Nadia, de 22 años, pidió el divorcio a su cónyuge porque es adicto a las drogas y la golpeaba.
Nadia, de 22 años, pidió el divorcio a su cónyuge porque es adicto a las drogas y la golpeaba.
Foto: AFP
15 de abril de 2017 - 00:00 - AFP

Cuando el marido de Nadia,  adicto a la heroína, empezó a pegarle con una barra de metal, ella hizo algo impensable para muchas mujeres en Afganistán: la mujer lo abandonó.

La violencia doméstica es un problema endémico en el país profundamente patriarcal, pero, por primera ocasión, un número creciente de afganas utiliza el divorcio como una nueva herramienta de emancipación.

El divorcio está considerado como halal (acto permitido) en la religión musulmana, pero en la sociedad afgana se trata de un tabú  peor que el maltrato.

“Es un drogadicto y un alcohólico. No podía vivir más junto a él”, explica Nadia del que fuera su marido durante dos años, mientras solloza bajo los pliegues de su burka. Su padre, quien está sentado junto a ella, también rompe a llorar.

Los ancianos de la tribu de Nadia intentaron intervenir, persuadiéndola para que volviera con su maltratador. En lugar de eso, la joven se convirtió en la primera mujer de su familia en pedir el divorcio.

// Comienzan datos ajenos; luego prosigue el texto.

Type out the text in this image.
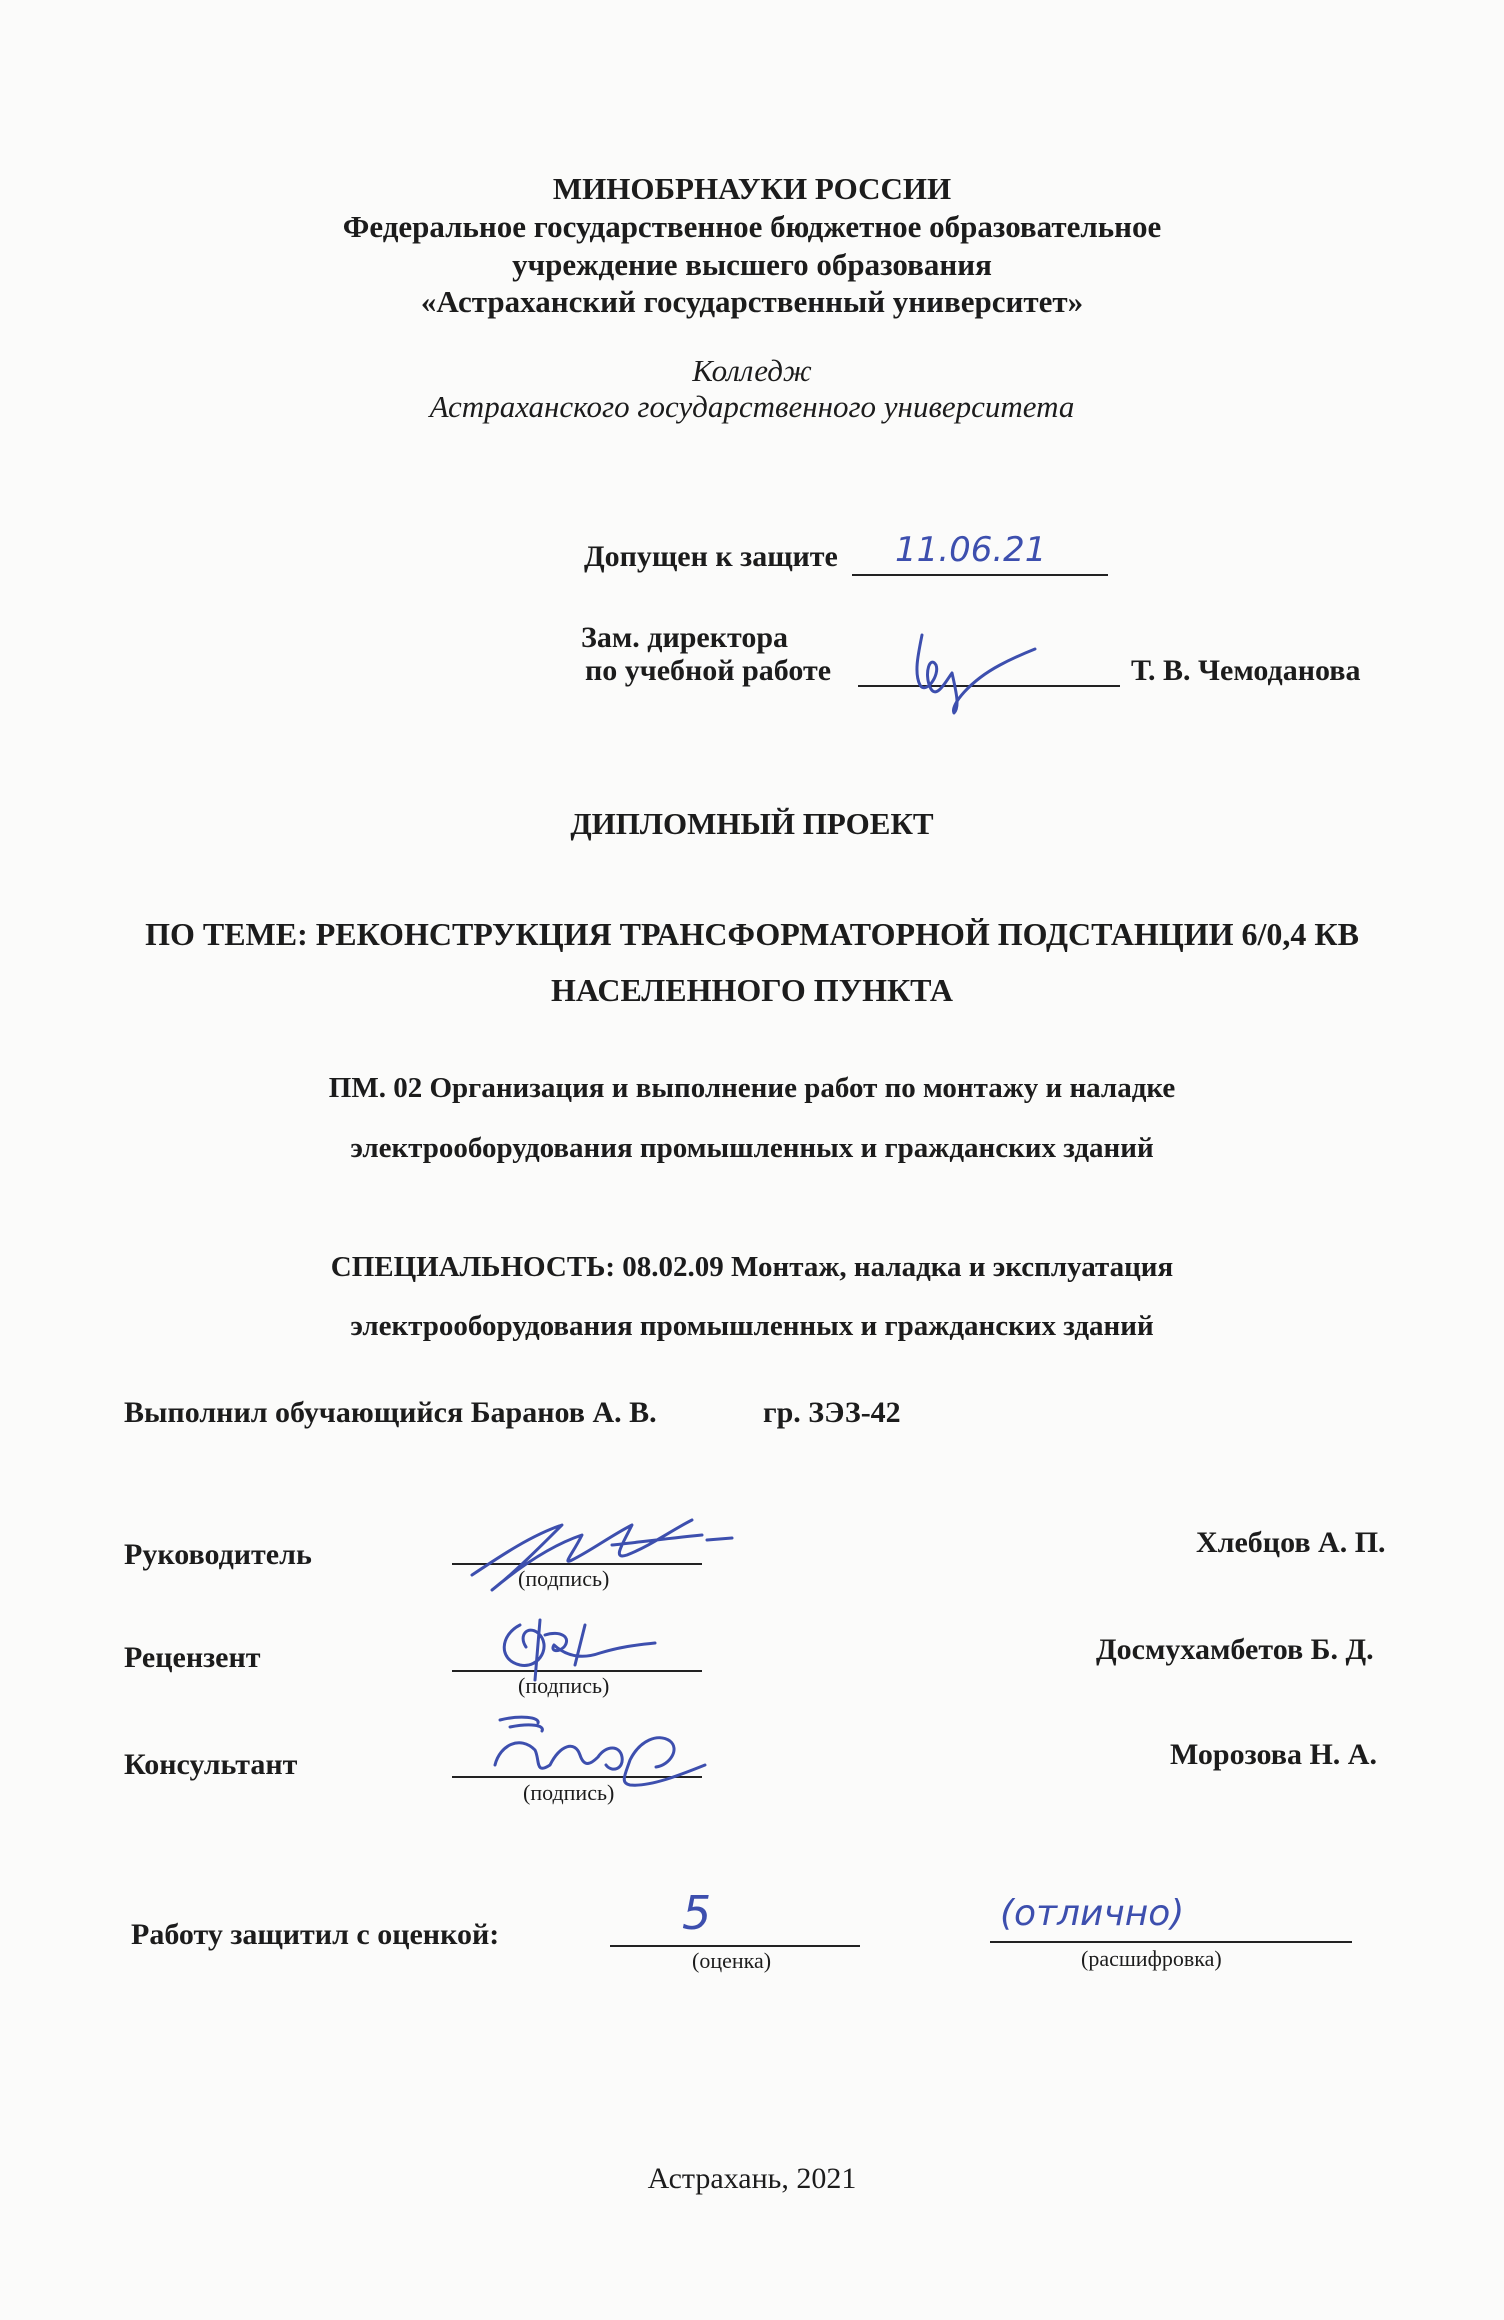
МИНОБРНАУКИ РОССИИ
Федеральное государственное бюджетное образовательное
учреждение высшего образования
«Астраханский государственный университет»
Колледж
Астраханского государственного университета
Допущен к защите 11.06.21
Зам. директора
по учебной работе	Т. В. Чемоданова
ДИПЛОМНЫЙ ПРОЕКТ
ПО ТЕМЕ: РЕКОНСТРУКЦИЯ ТРАНСФОРМАТОРНОЙ ПОДСТАНЦИИ 6/0,4 КВ
НАСЕЛЕННОГО ПУНКТА
ПМ. 02 Организация и выполнение работ по монтажу и наладке
электрооборудования промышленных и гражданских зданий
СПЕЦИАЛЬНОСТЬ: 08.02.09 Монтаж, наладка и эксплуатация
электрооборудования промышленных и гражданских зданий
Выполнил обучающийся Баранов А. В.	гр. ЗЭЗ-42
Руководитель
(подпись)
Хлебцов А. П.
Рецензент
(подпись)
Досмухамбетов Б. Д.
Консультант
(подпись)
Морозова Н. А.
Работу защитил с оценкой:	5
(оценка)
(отлично)
(расшифровка)
Астрахань, 2021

“Dios ha dado derechos a las mujeres y el divorcio es uno de ellos”, afirma. En este momento, trata de separarse legalmente con ayuda del Mecanismo de Subvención de Asistencia Jurídica (LAGF), un proyecto del Programa de las Naciones Unidas para el Desarrollo (PNUD) establecido en 2014.

Las estadísticas nacionales son difíciles de encontrar, pero, según el LAGF, aumentó el 12% los casos de divorcio en tres años.

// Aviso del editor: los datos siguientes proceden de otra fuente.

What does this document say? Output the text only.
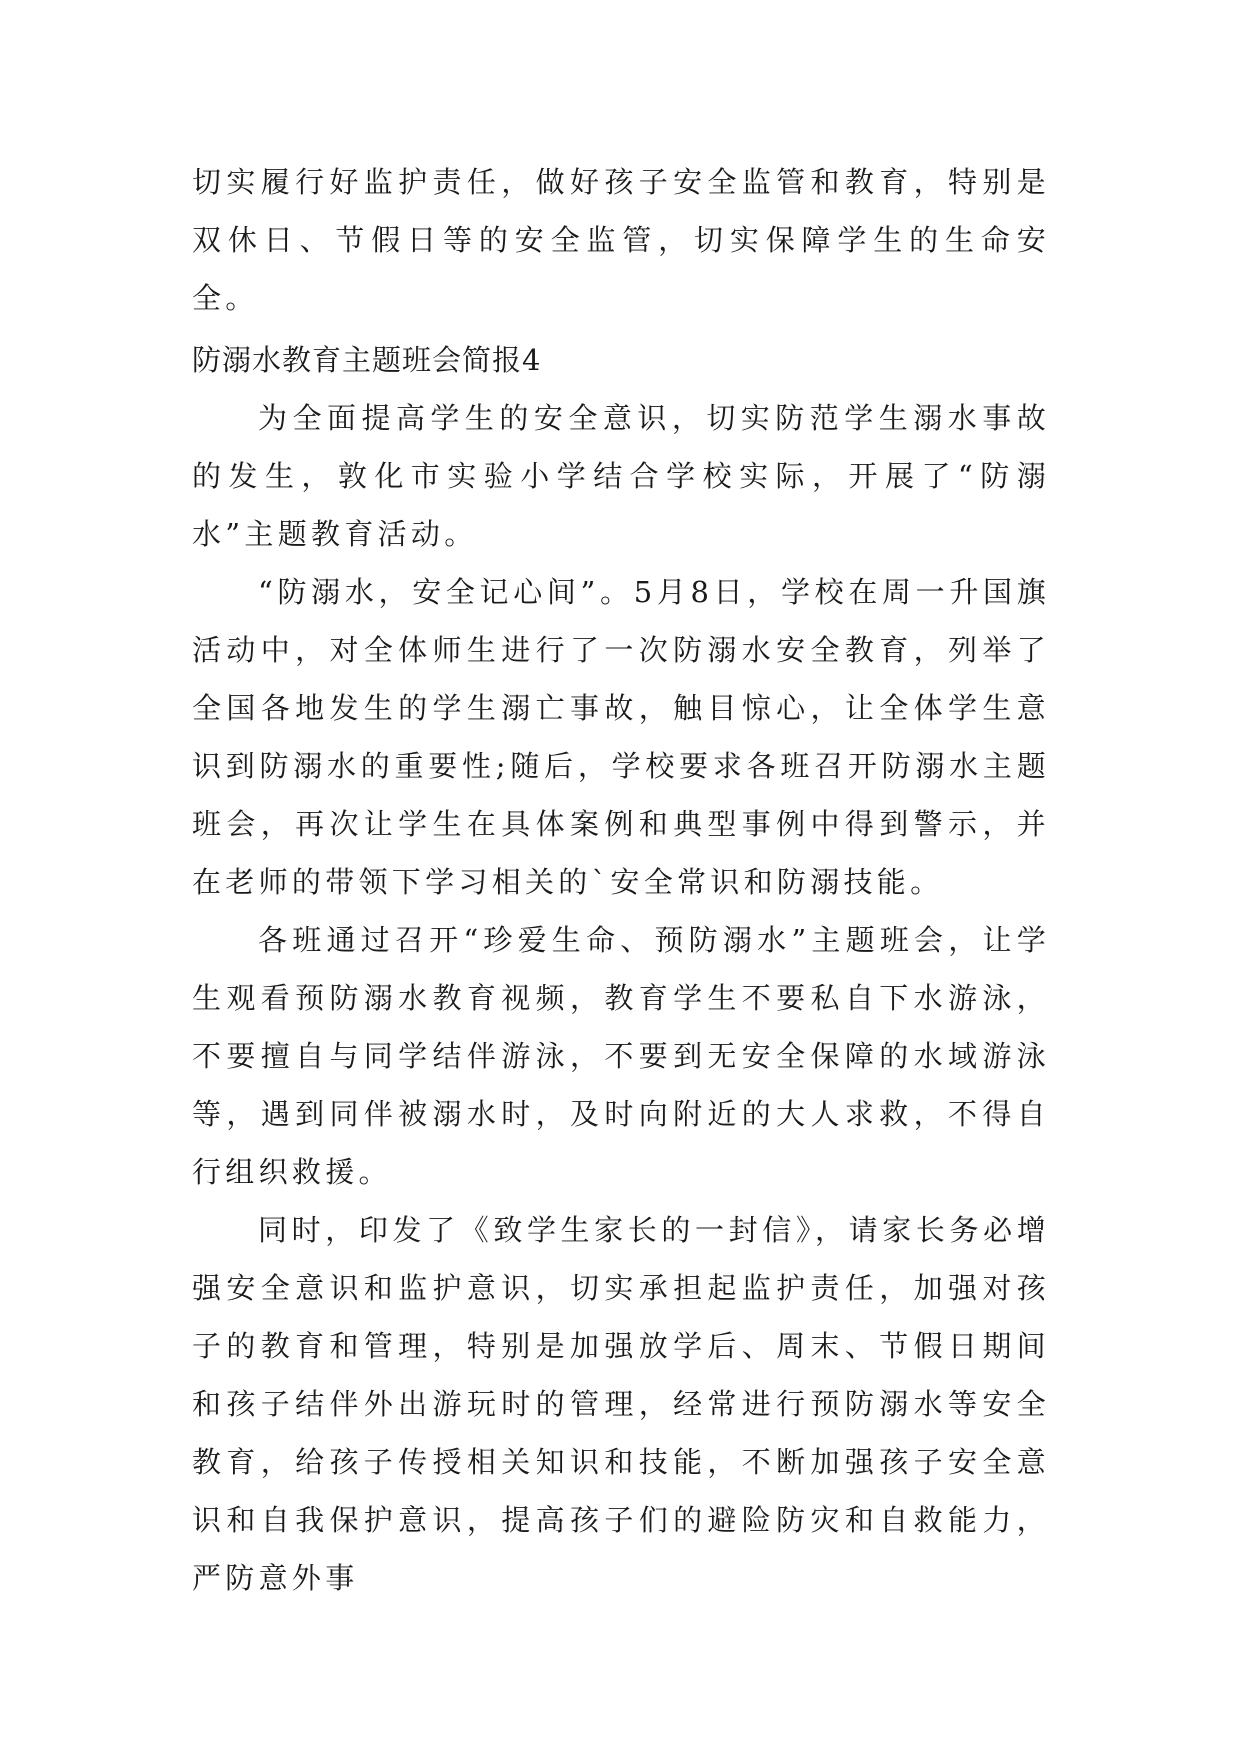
切实履行好监护责任，做好孩子安全监管和教育，特别是双休日、节假日等的安全监管，切实保障学生的生命安全。

防溺水教育主题班会简报4

为全面提高学生的安全意识，切实防范学生溺水事故的发生，敦化市实验小学结合学校实际，开展了“防溺水”主题教育活动。

“防溺水，安全记心间”。5月8日，学校在周一升国旗活动中，对全体师生进行了一次防溺水安全教育，列举了全国各地发生的学生溺亡事故，触目惊心，让全体学生意识到防溺水的重要性;随后，学校要求各班召开防溺水主题班会，再次让学生在具体案例和典型事例中得到警示，并在老师的带领下学习相关的`安全常识和防溺技能。

各班通过召开“珍爱生命、预防溺水”主题班会，让学生观看预防溺水教育视频，教育学生不要私自下水游泳，不要擅自与同学结伴游泳，不要到无安全保障的水域游泳等，遇到同伴被溺水时，及时向附近的大人求救，不得自行组织救援。

同时，印发了《致学生家长的一封信》，请家长务必增强安全意识和监护意识，切实承担起监护责任，加强对孩子的教育和管理，特别是加强放学后、周末、节假日期间和孩子结伴外出游玩时的管理，经常进行预防溺水等安全教育，给孩子传授相关知识和技能，不断加强孩子安全意识和自我保护意识，提高孩子们的避险防灾和自救能力，严防意外事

“Las mujeres divorciadas afganas que tienen la posibilidad de empezar una nueva vida se convierten en modelos para otras, mostrando que los matrimonios infelices o con maltrato no tienen por qué ser una condena de por vida”, explica Heather Barr, investigadora de Human Rights Watch.

Vergüenza

Afganistán ha sido un campo de batalla para los derechos de las mujeres desde que el misógino régimen talibán fue expulsado del poder en 2001, pero la paridad de género aún es un sueño distante.

Para los hombres es relativamente fácil iniciar un divorcio, en muchos casos simplemente dando parte verbal de su deseo. Las mujeres, en cambio, deben acudir a los tribunales y solo pueden separarse basándose en quejas específicas como maltrato o abandono.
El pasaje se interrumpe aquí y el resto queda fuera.